A dangerous bushfire that forced the evacuation of towns, destroyed homes and injured more than 30 people on South Australia's Yorke Peninsula was caused by a power network fault.
The blaze broke out during catastrophic fire danger conditions on Wednesday afternoon, and burned uncontrolled in stubble towards the coastal towns of Edithburgh and Coobowie.
The Country Fire Service said firefighters worked throughout the night in difficult conditions to halt the fire's spread.
"(There was) strong winds, high fire intensity, high rates of spread and, in that context, it produced lots of smoke and lots of dust," incident controller Richard de Groot told reporters.
"It was at a point of practically no visibility. There were some fairly stressful moments."

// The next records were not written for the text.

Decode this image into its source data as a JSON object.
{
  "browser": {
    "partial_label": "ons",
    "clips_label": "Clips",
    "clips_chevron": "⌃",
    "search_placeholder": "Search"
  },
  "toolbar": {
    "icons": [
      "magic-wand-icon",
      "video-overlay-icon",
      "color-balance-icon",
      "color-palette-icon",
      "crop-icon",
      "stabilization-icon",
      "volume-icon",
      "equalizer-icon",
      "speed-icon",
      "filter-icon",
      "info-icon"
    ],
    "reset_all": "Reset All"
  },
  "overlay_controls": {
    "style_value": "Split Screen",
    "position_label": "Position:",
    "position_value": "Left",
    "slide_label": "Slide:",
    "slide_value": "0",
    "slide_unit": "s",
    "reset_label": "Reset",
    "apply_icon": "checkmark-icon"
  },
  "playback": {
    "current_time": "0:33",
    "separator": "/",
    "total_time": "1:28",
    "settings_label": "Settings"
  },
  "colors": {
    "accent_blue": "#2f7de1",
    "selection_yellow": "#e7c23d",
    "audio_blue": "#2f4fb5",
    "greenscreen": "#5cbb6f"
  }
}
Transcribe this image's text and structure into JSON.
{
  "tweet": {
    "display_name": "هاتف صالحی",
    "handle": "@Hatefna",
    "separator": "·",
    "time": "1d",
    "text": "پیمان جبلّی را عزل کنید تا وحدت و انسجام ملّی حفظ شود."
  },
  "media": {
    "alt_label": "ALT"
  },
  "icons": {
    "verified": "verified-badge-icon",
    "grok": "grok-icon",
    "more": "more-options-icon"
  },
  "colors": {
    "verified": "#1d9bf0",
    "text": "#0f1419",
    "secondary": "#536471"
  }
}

Rhonda Stewart was at the Edithburgh Caravan Park when she and the others on site were told to evacuate just before midnight.
"A lot of the people who were travelling, we all elected to go down to the boat ramp just near the beach," she said.

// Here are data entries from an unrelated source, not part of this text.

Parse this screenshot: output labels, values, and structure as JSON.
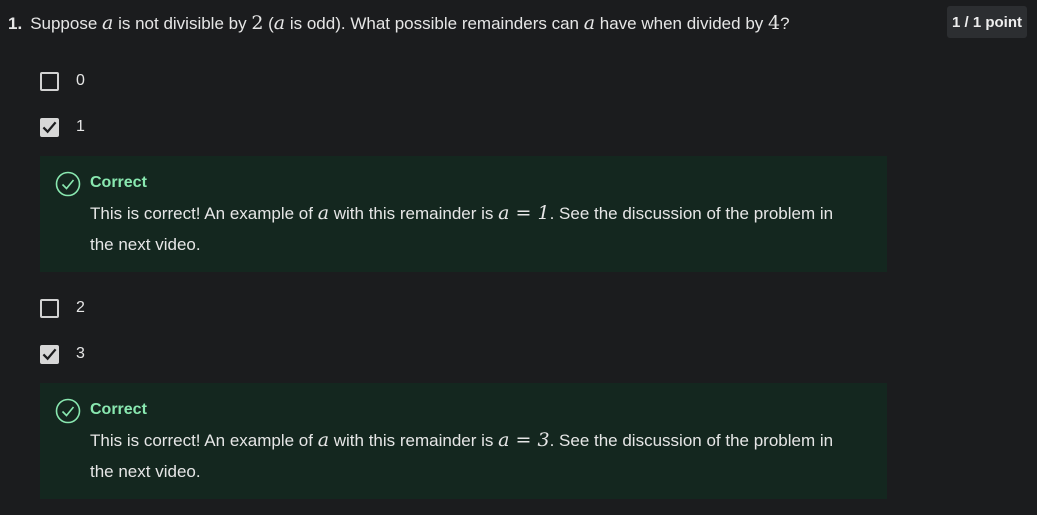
{
  "question": {
    "number": "1.",
    "parts": {
      "t1": "Suppose ",
      "m1": "a",
      "t2": " is not divisible by ",
      "m2": "2",
      "t3": " (",
      "m3": "a",
      "t4": " is odd). What possible remainders can ",
      "m4": "a",
      "t5": " have when divided by ",
      "m5": "4",
      "t6": "?"
    }
  },
  "points": "1 / 1 point",
  "options": [
    {
      "label": "0",
      "checked": false
    },
    {
      "label": "1",
      "checked": true
    },
    {
      "label": "2",
      "checked": false
    },
    {
      "label": "3",
      "checked": true
    }
  ],
  "feedback": [
    {
      "title": "Correct",
      "t1": "This is correct! An example of ",
      "m1": "a",
      "t2": " with this remainder is ",
      "m2": "a = 1",
      "t3": ". See the discussion of the problem in the next video."
    },
    {
      "title": "Correct",
      "t1": "This is correct! An example of ",
      "m1": "a",
      "t2": " with this remainder is ",
      "m2": "a = 3",
      "t3": ". See the discussion of the problem in the next video."
    }
  ],
  "colors": {
    "background": "#1b1c1e",
    "feedback_bg": "#14271f",
    "correct_green": "#89e8b0",
    "checkbox": "#d7d7d7"
  },
  "icons": {
    "checkbox_checked": "check-icon",
    "feedback": "check-circle-icon"
  }
}
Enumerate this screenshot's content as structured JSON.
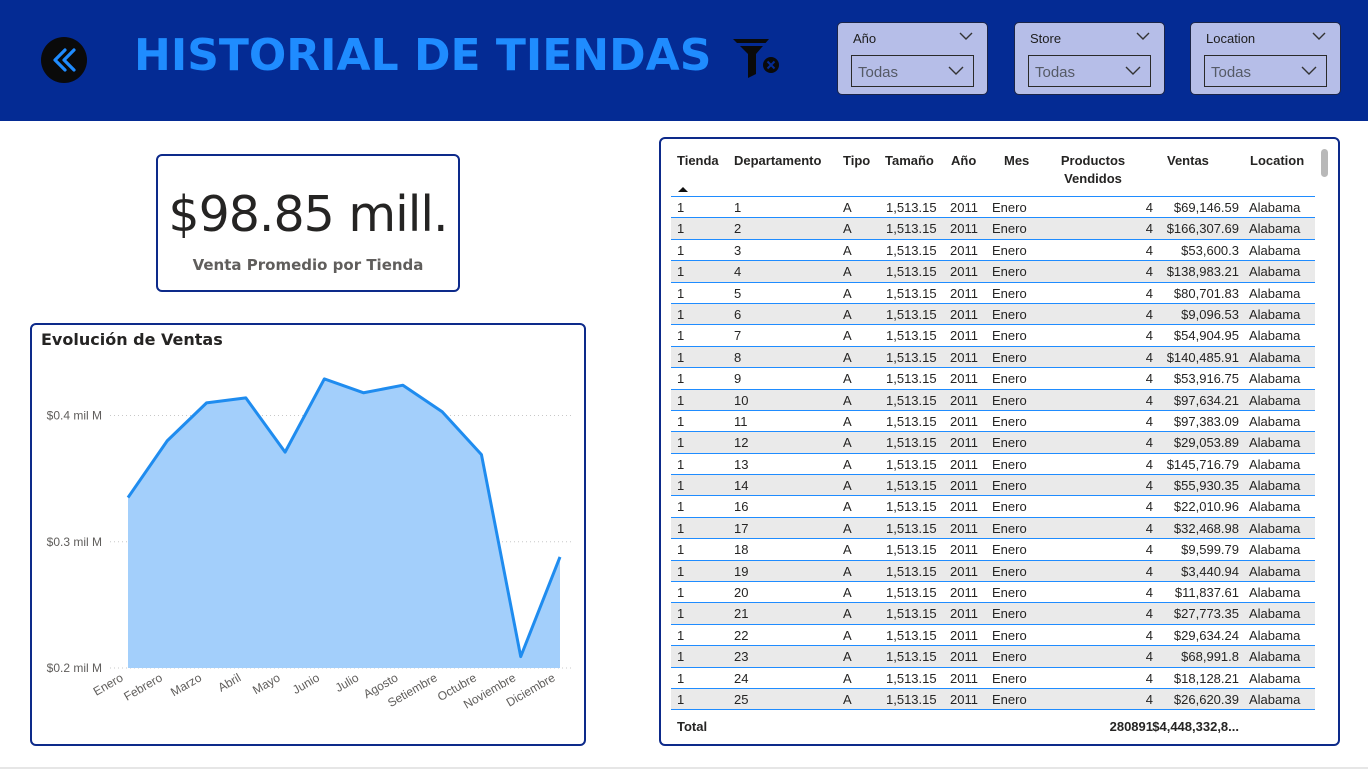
{
  "header": {
    "title": "HISTORIAL DE TIENDAS",
    "back_icon": "double-chevron-left-icon",
    "clear_filters_icon": "filter-clear-icon",
    "colors": {
      "band": "#042b94",
      "title": "#1f8cff",
      "slicer_bg": "#b6bee8"
    }
  },
  "slicers": [
    {
      "label": "Año",
      "value": "Todas"
    },
    {
      "label": "Store",
      "value": "Todas"
    },
    {
      "label": "Location",
      "value": "Todas"
    }
  ],
  "kpi": {
    "value": "$98.85 mill.",
    "label": "Venta Promedio por Tienda"
  },
  "chart_data": {
    "type": "area",
    "title": "Evolución de Ventas",
    "categories": [
      "Enero",
      "Febrero",
      "Marzo",
      "Abril",
      "Mayo",
      "Junio",
      "Julio",
      "Agosto",
      "Setiembre",
      "Octubre",
      "Noviembre",
      "Diciembre"
    ],
    "values": [
      0.335,
      0.38,
      0.41,
      0.414,
      0.371,
      0.429,
      0.418,
      0.424,
      0.403,
      0.369,
      0.209,
      0.288
    ],
    "y_ticks": [
      {
        "value": 0.2,
        "label": "$0.2 mil M"
      },
      {
        "value": 0.3,
        "label": "$0.3 mil M"
      },
      {
        "value": 0.4,
        "label": "$0.4 mil M"
      }
    ],
    "ylim": [
      0.2,
      0.44
    ],
    "grid": true,
    "colors": {
      "line": "#1f8cef",
      "fill": "#a3cffb"
    }
  },
  "table": {
    "columns": [
      "Tienda",
      "Departamento",
      "Tipo",
      "Tamaño",
      "Año",
      "Mes",
      "Productos\nVendidos",
      "Ventas",
      "Location"
    ],
    "rows": [
      [
        "1",
        "1",
        "A",
        "1,513.15",
        "2011",
        "Enero",
        "4",
        "$69,146.59",
        "Alabama"
      ],
      [
        "1",
        "2",
        "A",
        "1,513.15",
        "2011",
        "Enero",
        "4",
        "$166,307.69",
        "Alabama"
      ],
      [
        "1",
        "3",
        "A",
        "1,513.15",
        "2011",
        "Enero",
        "4",
        "$53,600.3",
        "Alabama"
      ],
      [
        "1",
        "4",
        "A",
        "1,513.15",
        "2011",
        "Enero",
        "4",
        "$138,983.21",
        "Alabama"
      ],
      [
        "1",
        "5",
        "A",
        "1,513.15",
        "2011",
        "Enero",
        "4",
        "$80,701.83",
        "Alabama"
      ],
      [
        "1",
        "6",
        "A",
        "1,513.15",
        "2011",
        "Enero",
        "4",
        "$9,096.53",
        "Alabama"
      ],
      [
        "1",
        "7",
        "A",
        "1,513.15",
        "2011",
        "Enero",
        "4",
        "$54,904.95",
        "Alabama"
      ],
      [
        "1",
        "8",
        "A",
        "1,513.15",
        "2011",
        "Enero",
        "4",
        "$140,485.91",
        "Alabama"
      ],
      [
        "1",
        "9",
        "A",
        "1,513.15",
        "2011",
        "Enero",
        "4",
        "$53,916.75",
        "Alabama"
      ],
      [
        "1",
        "10",
        "A",
        "1,513.15",
        "2011",
        "Enero",
        "4",
        "$97,634.21",
        "Alabama"
      ],
      [
        "1",
        "11",
        "A",
        "1,513.15",
        "2011",
        "Enero",
        "4",
        "$97,383.09",
        "Alabama"
      ],
      [
        "1",
        "12",
        "A",
        "1,513.15",
        "2011",
        "Enero",
        "4",
        "$29,053.89",
        "Alabama"
      ],
      [
        "1",
        "13",
        "A",
        "1,513.15",
        "2011",
        "Enero",
        "4",
        "$145,716.79",
        "Alabama"
      ],
      [
        "1",
        "14",
        "A",
        "1,513.15",
        "2011",
        "Enero",
        "4",
        "$55,930.35",
        "Alabama"
      ],
      [
        "1",
        "16",
        "A",
        "1,513.15",
        "2011",
        "Enero",
        "4",
        "$22,010.96",
        "Alabama"
      ],
      [
        "1",
        "17",
        "A",
        "1,513.15",
        "2011",
        "Enero",
        "4",
        "$32,468.98",
        "Alabama"
      ],
      [
        "1",
        "18",
        "A",
        "1,513.15",
        "2011",
        "Enero",
        "4",
        "$9,599.79",
        "Alabama"
      ],
      [
        "1",
        "19",
        "A",
        "1,513.15",
        "2011",
        "Enero",
        "4",
        "$3,440.94",
        "Alabama"
      ],
      [
        "1",
        "20",
        "A",
        "1,513.15",
        "2011",
        "Enero",
        "4",
        "$11,837.61",
        "Alabama"
      ],
      [
        "1",
        "21",
        "A",
        "1,513.15",
        "2011",
        "Enero",
        "4",
        "$27,773.35",
        "Alabama"
      ],
      [
        "1",
        "22",
        "A",
        "1,513.15",
        "2011",
        "Enero",
        "4",
        "$29,634.24",
        "Alabama"
      ],
      [
        "1",
        "23",
        "A",
        "1,513.15",
        "2011",
        "Enero",
        "4",
        "$68,991.8",
        "Alabama"
      ],
      [
        "1",
        "24",
        "A",
        "1,513.15",
        "2011",
        "Enero",
        "4",
        "$18,128.21",
        "Alabama"
      ],
      [
        "1",
        "25",
        "A",
        "1,513.15",
        "2011",
        "Enero",
        "4",
        "$26,620.39",
        "Alabama"
      ]
    ],
    "total": {
      "label": "Total",
      "productos": "280891",
      "ventas": "$4,448,332,8..."
    },
    "sort_icon": "sort-ascending-icon"
  }
}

"Just as it was getting light, around 5 or 6am, light turned to dark and all you could see was smoke.
"You couldn't see the boat ramp, you couldn't see the beach."
Ms Stewart said they returned to the park a few hours later to find the park unscathed but the inside and outside of the caravans covered in soot and ash.
The now-contained fire has burnt through about 5000 hectares over an area with a 61-kilometre perimeter, wiping out "a high number" of stock and crops.
At least 11 properties have been damaged or destroyed, including homes and sheds, and 33 people have been treated for minor injuries including smoke inhalation.
Mr de Groot confirmed the fire was caused by a power network fault just outside of Yorketown.
A cool change that swept across the state on Thursday brought relief for firefighters, who have placed control lines around the blaze.
"With the weather that is forecast over the next few hours, we're quite confident that we'll be in a position to hold this fire overnight and in the coming days," Mr de Groot said.
"The challenges aren't nearly as significant as they were in the early hours of (Thursday) morning."
The Yorketown fire was one of 65 which broke out across South Australia on Wednesday amid soaring temperatures, high winds and dust storms.
A number of those prompted emergency warnings including two north of Adelaide, one in the Barossa Valley and a second fire at Price on Yorke Peninsula where properties may also have been lost.
The Bureau of Meteorology said a number of locations broke November heat records, including Lameroo at 44C, Murray Bridge at 45.3C and Nullarbor at 46.6C.
Supervising meteorologist Paul Lainio said severe fire weather had been forecast for three districts on Thursday, but cooler temperatures, higher humidity and decreasing winds had eased conditions.
"The change will continue to move over the far northeast today," he said.
"Unfortunately, no significant rainfall accompanied today's change."
Mr Lainio said smoke haze from the Yorke Peninsula fire could be seen over the CBD early on Thursday morning but it has now cleared.